As a strength, this is one of the few studies showing that both family and patient satisfaction are associated with an intervention, and therefore responsive to change. In cancer patients, effect of educative interventions on satisfaction has been studied, and though both patients and family seemed more satisfied, results have not been conclusive so far [4345]. As far as we know, responsiveness of family and patient satisfaction to an intervention in ICU has never been studied before.

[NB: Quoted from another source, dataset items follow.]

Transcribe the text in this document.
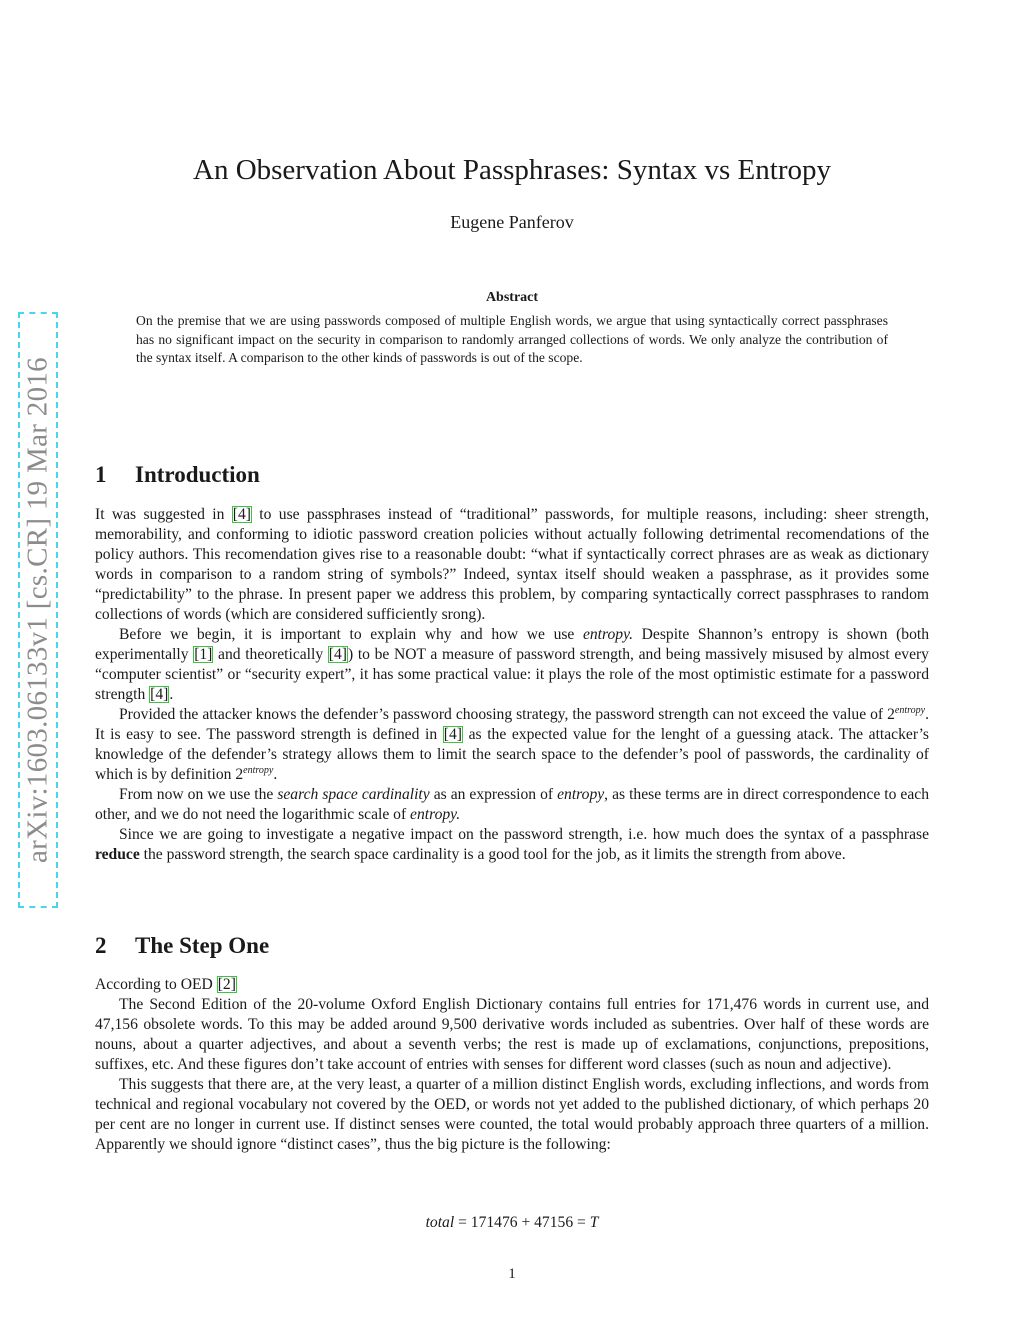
arXiv:1603.06133v1 [cs.CR] 19 Mar 2016
An Observation About Passphrases: Syntax vs Entropy
Eugene Panferov
Abstract
On the premise that we are using passwords composed of multiple English words, we argue that using syntactically correct passphrases has no significant impact on the security in comparison to randomly arranged collections of words. We only analyze the contribution of the syntax itself. A comparison to the other kinds of passwords is out of the scope.
1 Introduction

It was suggested in [4] to use passphrases instead of “traditional” passwords, for multiple reasons, including: sheer strength, memorability, and conforming to idiotic password creation policies without actually following detrimental recomendations of the policy authors. This recomendation gives rise to a reasonable doubt: “what if syntactically correct phrases are as weak as dictionary words in comparison to a random string of symbols?” Indeed, syntax itself should weaken a passphrase, as it provides some “predictability” to the phrase. In present paper we address this problem, by comparing syntactically correct passphrases to random collections of words (which are considered sufficiently srong).

Before we begin, it is important to explain why and how we use entropy. Despite Shannon’s entropy is shown (both experimentally [1] and theoretically [4]) to be NOT a measure of password strength, and being massively misused by almost every “computer scientist” or “security expert”, it has some practical value: it plays the role of the most optimistic estimate for a password strength [4].

Provided the attacker knows the defender’s password choosing strategy, the password strength can not exceed the value of $2^{entropy}$. It is easy to see. The password strength is defined in [4] as the expected value for the lenght of a guessing atack. The attacker’s knowledge of the defender’s strategy allows them to limit the search space to the defender’s pool of passwords, the cardinality of which is by definition $2^{entropy}$.

From now on we use the search space cardinality as an expression of entropy, as these terms are in direct correspondence to each other, and we do not need the logarithmic scale of entropy.

Since we are going to investigate a negative impact on the password strength, i.e. how much does the syntax of a passphrase reduce the password strength, the search space cardinality is a good tool for the job, as it limits the strength from above.

2 The Step One

According to OED [2]

The Second Edition of the 20-volume Oxford English Dictionary contains full entries for 171,476 words in current use, and 47,156 obsolete words. To this may be added around 9,500 derivative words included as subentries. Over half of these words are nouns, about a quarter adjectives, and about a seventh verbs; the rest is made up of exclamations, conjunctions, prepositions, suffixes, etc. And these figures don’t take account of entries with senses for different word classes (such as noun and adjective).

This suggests that there are, at the very least, a quarter of a million distinct English words, excluding inflections, and words from technical and regional vocabulary not covered by the OED, or words not yet added to the published dictionary, of which perhaps 20 per cent are no longer in current use. If distinct senses were counted, the total would probably approach three quarters of a million. Apparently we should ignore “distinct cases”, thus the big picture is the following:

total = 171476 + 47156 = T
1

This study demonstrated that environment is an important factor in family and patient satisfaction, and that a single-room design improves satisfaction as compared with an ICU with multiple beds on a ward. When considering redesigning an ICU, a single-room design should be preferred.

Conclusions

This is the first study to quantify the effect of ICU environment on both family and patient satisfaction, within a migrating ICU including a change in workflow, but with unaltered nurse–patient ratios, physician staffing and protocols. We demonstrated that family and patient satisfaction with ICU experience increased by 6 %, respectively, in the new ICU environment consisting of noise-reduced, single rooms with daylight, adapted colouring and improved family facilities.